Le 2 octobre 2017, Jean Coutu, du groupe du même nom, et le président de Metro, Eric La Flèche, officialisaient la transaction.

L'achat de Jean Coutu par Metro: «le prix n’était pas cheap»

Si la facture a été salée pour avaler le Groupe Jean Coutu, la pilule n’a pas été trop difficile à avaler pour le président et chef de la direction de Metro, Eric La Flèche, qui est convaincu que ce mariage sera profitable.

«Oui, le prix n’était pas «cheap», mais il était justifié et le potentiel est là», a-t-il affirmé, lundi, en marge d’une allocution prononcée devant un parterre de gens d’affaires réunis par le Cercle canadien de Montréal.

L’épicier québécois est officiellement propriétaire de la chaîne de pharmacies depuis vendredi dernier, lorsque la clôture de la transaction de 4,5 milliards $ annoncée en octobre dernier a été confirmée.

L’entreprise issue du regroupement entre les deux fleurons québécois devrait générer des ventes annuelles d’environ 16 milliards $ et exploitera plus de 1300 supermarchés et pharmacies au Québec, en Ontario ainsi qu’au Nouveau-Brunswick.

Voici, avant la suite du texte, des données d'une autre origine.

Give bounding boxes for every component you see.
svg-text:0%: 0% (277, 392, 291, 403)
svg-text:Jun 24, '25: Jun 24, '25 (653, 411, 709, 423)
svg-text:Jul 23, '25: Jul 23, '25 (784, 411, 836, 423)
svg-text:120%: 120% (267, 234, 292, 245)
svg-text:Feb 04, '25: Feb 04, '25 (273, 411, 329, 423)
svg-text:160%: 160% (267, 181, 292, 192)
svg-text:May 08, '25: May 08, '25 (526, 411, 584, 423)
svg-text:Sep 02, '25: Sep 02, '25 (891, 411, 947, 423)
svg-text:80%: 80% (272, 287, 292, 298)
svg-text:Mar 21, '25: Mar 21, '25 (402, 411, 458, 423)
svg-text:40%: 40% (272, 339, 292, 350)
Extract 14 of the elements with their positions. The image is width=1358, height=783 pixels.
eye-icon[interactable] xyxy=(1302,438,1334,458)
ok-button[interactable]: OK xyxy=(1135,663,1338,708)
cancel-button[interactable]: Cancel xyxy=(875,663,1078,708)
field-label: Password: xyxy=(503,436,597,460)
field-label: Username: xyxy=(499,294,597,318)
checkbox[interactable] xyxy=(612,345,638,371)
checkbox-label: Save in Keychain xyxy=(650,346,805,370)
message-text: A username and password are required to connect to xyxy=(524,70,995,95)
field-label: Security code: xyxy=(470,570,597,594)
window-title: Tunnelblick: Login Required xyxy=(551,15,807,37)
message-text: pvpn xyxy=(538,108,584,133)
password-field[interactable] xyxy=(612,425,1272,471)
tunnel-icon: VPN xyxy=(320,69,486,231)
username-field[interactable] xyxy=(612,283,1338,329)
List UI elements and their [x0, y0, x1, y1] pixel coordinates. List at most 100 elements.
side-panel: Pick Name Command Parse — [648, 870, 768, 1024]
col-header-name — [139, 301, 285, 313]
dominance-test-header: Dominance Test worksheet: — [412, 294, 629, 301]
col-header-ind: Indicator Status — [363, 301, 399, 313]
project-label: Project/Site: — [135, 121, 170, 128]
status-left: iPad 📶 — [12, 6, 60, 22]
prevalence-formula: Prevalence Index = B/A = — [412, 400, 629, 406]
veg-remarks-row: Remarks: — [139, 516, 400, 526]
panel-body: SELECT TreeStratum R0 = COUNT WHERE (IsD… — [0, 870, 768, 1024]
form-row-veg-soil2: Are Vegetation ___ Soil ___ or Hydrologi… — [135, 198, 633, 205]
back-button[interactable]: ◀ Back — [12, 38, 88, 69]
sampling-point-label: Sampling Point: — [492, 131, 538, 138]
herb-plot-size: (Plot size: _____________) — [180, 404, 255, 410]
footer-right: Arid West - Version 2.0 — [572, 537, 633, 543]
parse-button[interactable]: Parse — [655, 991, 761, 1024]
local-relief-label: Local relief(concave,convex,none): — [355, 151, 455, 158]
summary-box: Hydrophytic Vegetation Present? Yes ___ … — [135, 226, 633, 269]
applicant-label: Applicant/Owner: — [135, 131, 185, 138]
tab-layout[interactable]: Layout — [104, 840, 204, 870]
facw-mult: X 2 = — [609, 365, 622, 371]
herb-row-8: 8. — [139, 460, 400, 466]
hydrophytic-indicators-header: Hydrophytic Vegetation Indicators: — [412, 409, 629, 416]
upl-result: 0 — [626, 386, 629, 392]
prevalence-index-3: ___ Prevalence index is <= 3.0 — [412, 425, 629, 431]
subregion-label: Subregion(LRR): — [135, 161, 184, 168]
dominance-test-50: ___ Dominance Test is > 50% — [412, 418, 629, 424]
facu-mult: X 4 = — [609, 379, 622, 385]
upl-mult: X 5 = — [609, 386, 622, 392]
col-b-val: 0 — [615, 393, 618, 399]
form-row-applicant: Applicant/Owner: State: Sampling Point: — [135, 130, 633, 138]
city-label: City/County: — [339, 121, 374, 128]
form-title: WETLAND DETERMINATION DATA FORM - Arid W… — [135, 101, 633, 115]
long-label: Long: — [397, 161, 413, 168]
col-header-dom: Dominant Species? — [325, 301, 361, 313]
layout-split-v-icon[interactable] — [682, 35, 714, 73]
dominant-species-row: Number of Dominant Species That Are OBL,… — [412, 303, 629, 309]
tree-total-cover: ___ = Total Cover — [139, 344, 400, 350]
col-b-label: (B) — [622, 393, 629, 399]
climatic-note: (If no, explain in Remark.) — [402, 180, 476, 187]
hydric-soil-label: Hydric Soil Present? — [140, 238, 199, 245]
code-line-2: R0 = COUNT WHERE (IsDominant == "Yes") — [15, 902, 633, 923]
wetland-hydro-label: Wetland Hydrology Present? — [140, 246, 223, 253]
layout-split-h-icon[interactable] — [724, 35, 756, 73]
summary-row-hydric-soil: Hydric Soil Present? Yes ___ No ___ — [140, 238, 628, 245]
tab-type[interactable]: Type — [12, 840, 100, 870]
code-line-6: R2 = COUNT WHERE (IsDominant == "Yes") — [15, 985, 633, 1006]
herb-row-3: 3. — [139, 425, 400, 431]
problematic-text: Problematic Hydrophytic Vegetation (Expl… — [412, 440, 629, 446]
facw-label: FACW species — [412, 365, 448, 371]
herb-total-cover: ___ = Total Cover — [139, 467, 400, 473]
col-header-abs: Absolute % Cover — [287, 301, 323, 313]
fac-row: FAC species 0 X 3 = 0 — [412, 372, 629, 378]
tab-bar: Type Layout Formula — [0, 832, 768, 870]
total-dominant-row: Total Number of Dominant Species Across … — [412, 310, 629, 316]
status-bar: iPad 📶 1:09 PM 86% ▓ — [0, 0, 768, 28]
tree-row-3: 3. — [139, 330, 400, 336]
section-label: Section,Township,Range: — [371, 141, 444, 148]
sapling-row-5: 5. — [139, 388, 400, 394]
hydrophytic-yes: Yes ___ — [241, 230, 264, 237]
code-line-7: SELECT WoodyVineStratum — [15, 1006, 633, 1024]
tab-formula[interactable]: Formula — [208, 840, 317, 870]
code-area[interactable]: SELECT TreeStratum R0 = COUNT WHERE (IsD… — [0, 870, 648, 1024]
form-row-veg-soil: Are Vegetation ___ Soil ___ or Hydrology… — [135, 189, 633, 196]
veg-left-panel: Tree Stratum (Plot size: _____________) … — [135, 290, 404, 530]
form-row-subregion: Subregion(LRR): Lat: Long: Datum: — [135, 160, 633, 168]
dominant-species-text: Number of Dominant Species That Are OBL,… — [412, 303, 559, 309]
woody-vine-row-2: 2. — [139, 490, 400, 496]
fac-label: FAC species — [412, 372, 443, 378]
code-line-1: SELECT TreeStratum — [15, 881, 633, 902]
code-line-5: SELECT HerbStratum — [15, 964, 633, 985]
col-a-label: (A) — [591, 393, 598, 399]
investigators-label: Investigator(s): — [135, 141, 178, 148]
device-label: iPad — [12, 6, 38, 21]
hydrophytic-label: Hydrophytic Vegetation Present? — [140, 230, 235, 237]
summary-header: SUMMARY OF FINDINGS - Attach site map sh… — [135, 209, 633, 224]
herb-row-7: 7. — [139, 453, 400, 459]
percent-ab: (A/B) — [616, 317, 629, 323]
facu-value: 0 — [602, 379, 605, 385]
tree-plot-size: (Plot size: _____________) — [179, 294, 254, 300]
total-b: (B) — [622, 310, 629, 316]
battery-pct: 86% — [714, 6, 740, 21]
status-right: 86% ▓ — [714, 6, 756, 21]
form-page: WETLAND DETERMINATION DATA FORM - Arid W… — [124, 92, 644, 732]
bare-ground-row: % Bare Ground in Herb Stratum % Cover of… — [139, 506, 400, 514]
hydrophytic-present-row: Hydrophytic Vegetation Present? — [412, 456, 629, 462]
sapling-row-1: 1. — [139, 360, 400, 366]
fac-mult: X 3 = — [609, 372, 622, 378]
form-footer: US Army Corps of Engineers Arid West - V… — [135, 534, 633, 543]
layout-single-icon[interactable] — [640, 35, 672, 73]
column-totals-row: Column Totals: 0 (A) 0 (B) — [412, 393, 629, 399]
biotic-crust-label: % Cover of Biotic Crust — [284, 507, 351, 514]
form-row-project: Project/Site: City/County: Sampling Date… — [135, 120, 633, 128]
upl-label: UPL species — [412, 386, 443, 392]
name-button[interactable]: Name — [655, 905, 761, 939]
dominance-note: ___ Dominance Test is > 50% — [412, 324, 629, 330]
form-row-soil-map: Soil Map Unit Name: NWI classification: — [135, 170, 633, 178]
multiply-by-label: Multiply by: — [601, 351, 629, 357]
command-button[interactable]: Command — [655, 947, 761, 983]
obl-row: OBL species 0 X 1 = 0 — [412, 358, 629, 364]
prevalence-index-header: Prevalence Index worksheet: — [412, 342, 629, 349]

Avec 85 000 salariés, il s’agira aussi du plus important employeur privé au Québec, estime M. La Flèche.


« Oui, le prix n’était pas cheap, mais il était justifié et le potentiel est là »
Eric La Flèche, président de Metro

Des synergies évaluées à 75 millions $ devraient être réalisées au cours des trois prochaines années.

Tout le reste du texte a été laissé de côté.